DAY IN THE LIFE: Freshman exchange student pursues passion for soccer in the U.S.


Gabrielle Caumon / Hilltop Views

Freshman center midfielder Shunji Watanabe balances a soccer ball on his foot during the club team’s evening practice.

Shunji Watanabe is a 19-year-old exchange freshman soccer player from Japan majoring in Global Studies at St. Edward’s University. 

Introduced to soccer by his parents at about four or five, he explained he misses his family during game days. He still feels supported by friends, teammates, and the crowd, but it is not the same. 

“When I was young, my parents came to watch every game,” he said

Watanabe chose to come to Austin because his University in Japan, Asia Pacific University (APU), proposes the Double Degree Program (DUDP), which allows their students to combine an International and Japanese degree. He is hopeful that he can stay at St.
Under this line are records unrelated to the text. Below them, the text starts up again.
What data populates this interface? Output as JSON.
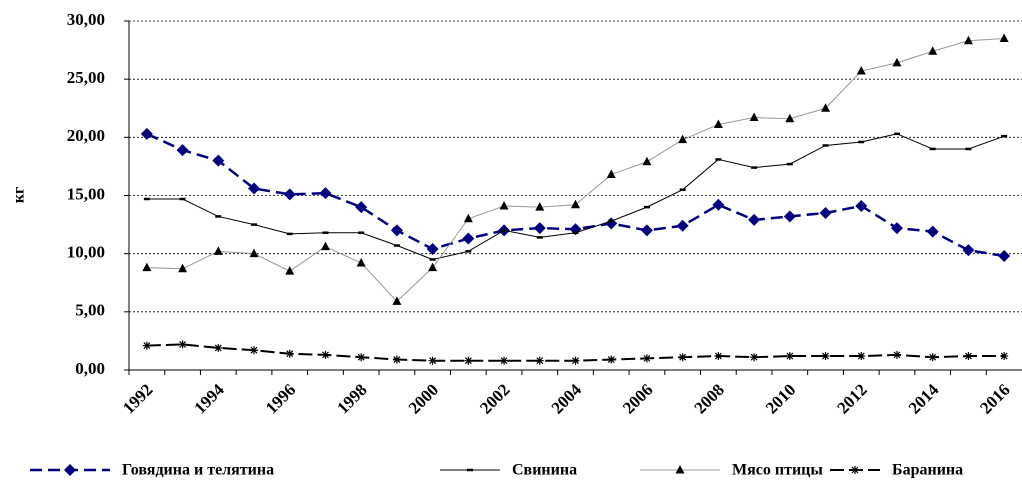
{
  "chart_data": {
    "type": "line",
    "y_label": "кг",
    "categories": [
      "1992",
      null,
      "1994",
      null,
      "1996",
      null,
      "1998",
      null,
      "2000",
      null,
      "2002",
      null,
      "2004",
      null,
      "2006",
      null,
      "2008",
      null,
      "2010",
      null,
      "2012",
      null,
      "2014",
      null,
      "2016"
    ],
    "ylim": [
      0,
      30
    ],
    "yticks": [
      {
        "value": 0,
        "label": "0,00"
      },
      {
        "value": 5,
        "label": "5,00"
      },
      {
        "value": 10,
        "label": "10,00"
      },
      {
        "value": 15,
        "label": "15,00"
      },
      {
        "value": 20,
        "label": "20,00"
      },
      {
        "value": 25,
        "label": "25,00"
      },
      {
        "value": 30,
        "label": "30,00"
      }
    ],
    "grid": true,
    "legend": "bottom",
    "series": [
      {
        "name": "Говядина и телятина",
        "color": "#000080",
        "marker": "diamond",
        "dash": "dashed",
        "values": [
          20.3,
          18.9,
          18.0,
          15.6,
          15.1,
          15.2,
          14.0,
          12.0,
          10.4,
          11.3,
          12.0,
          12.2,
          12.1,
          12.6,
          12.0,
          12.4,
          14.2,
          12.9,
          13.2,
          13.5,
          14.1,
          12.2,
          11.9,
          10.3,
          9.8
        ]
      },
      {
        "name": "Свинина",
        "color": "#000000",
        "marker": "dash",
        "dash": "solid",
        "values": [
          14.7,
          14.7,
          13.2,
          12.5,
          11.7,
          11.8,
          11.8,
          10.7,
          9.5,
          10.2,
          12.0,
          11.4,
          11.8,
          12.8,
          14.0,
          15.5,
          18.1,
          17.4,
          17.7,
          19.3,
          19.6,
          20.3,
          19.0,
          19.0,
          20.1
        ]
      },
      {
        "name": "Мясо птицы",
        "color": "#999999",
        "marker": "triangle",
        "dash": "solid",
        "values": [
          8.8,
          8.7,
          10.2,
          10.0,
          8.5,
          10.6,
          9.2,
          5.9,
          8.8,
          13.0,
          14.1,
          14.0,
          14.2,
          16.8,
          17.9,
          19.8,
          21.1,
          21.7,
          21.6,
          22.5,
          25.7,
          26.4,
          27.4,
          28.3,
          28.5
        ]
      },
      {
        "name": "Баранина",
        "color": "#000000",
        "marker": "star",
        "dash": "longdash",
        "values": [
          2.1,
          2.2,
          1.9,
          1.7,
          1.4,
          1.3,
          1.1,
          0.9,
          0.8,
          0.8,
          0.8,
          0.8,
          0.8,
          0.9,
          1.0,
          1.1,
          1.2,
          1.1,
          1.2,
          1.2,
          1.2,
          1.3,
          1.1,
          1.2,
          1.2
        ]
      }
    ]
  }
}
Edward’s for his full four years of college.

Watanabe lived in England for three years from age 11 to 14, and came to Austin to discover American culture. Even though he learned English over there, Watanabe still had to adapt to the language barrier when he first arrived on the Hilltop. Soccer allowed him to overcome the language barrier through non-verbal communication. 

When I was in England, at the beginning, I couldn’t even write the alphabet,” Watanabe said. “But playing soccer with others, I could make a friend.”

Originally, Watanabe did not come to St. Edward’s University to play soccer, which represented more of a hobby for him. After college, he desires to become a professional soccer player. He was inspired by watching professional soccer players during special occasions such as the World Cup, the biggest international sporting event in the world. Next fall semester he is going to be part of the returning NCAA St. Edward’s soccer team. They are already training every weekday from 7 a.m. to 8 a.m. 

Shunji is the person that I want to play after,” Manuel Gomez, the soccer club captain, said. Shunji is the person that I know that if I don’t come to soccer practices he is gonna be disappointed. Shunji is the one, always behind me keeping me on my toes, keeping me ready. I love that man and he is a great inspiration.”

Watanabe still practices on his own wherever he can on campus for one to two hours every weekend, honing his technique. He practices with the soccer club on the Lower Field every Monday, Wednesday and Friday and indoors at the Alumni gym with the soccer team each Tuesday and Thursday.

“I am happy to have him on the team and grateful for everything he is gonna bring to us,” Gomez said. “Shunji is that player that everyone looks up to and wants to be, and I’ll be sad when he goes.”

Overall, Watanabe has the same amount of academic credits as practice hours per week: 18. Despite the fact that he would like to find more time for himself and around his friends, he still points out that sport is my priority.

To balance being part of a team with his studies, he has a specific routine: he does all his homework during the weekends or weekday mornings so he can focus on his practices. For Watanabe, studying and playing soccer have a connection.

I have learned to work hard because of soccer, and that has helped me academically, he said. Actually, it was not that hard for me to integrate into the school community because soccer helped me a lot to make friends.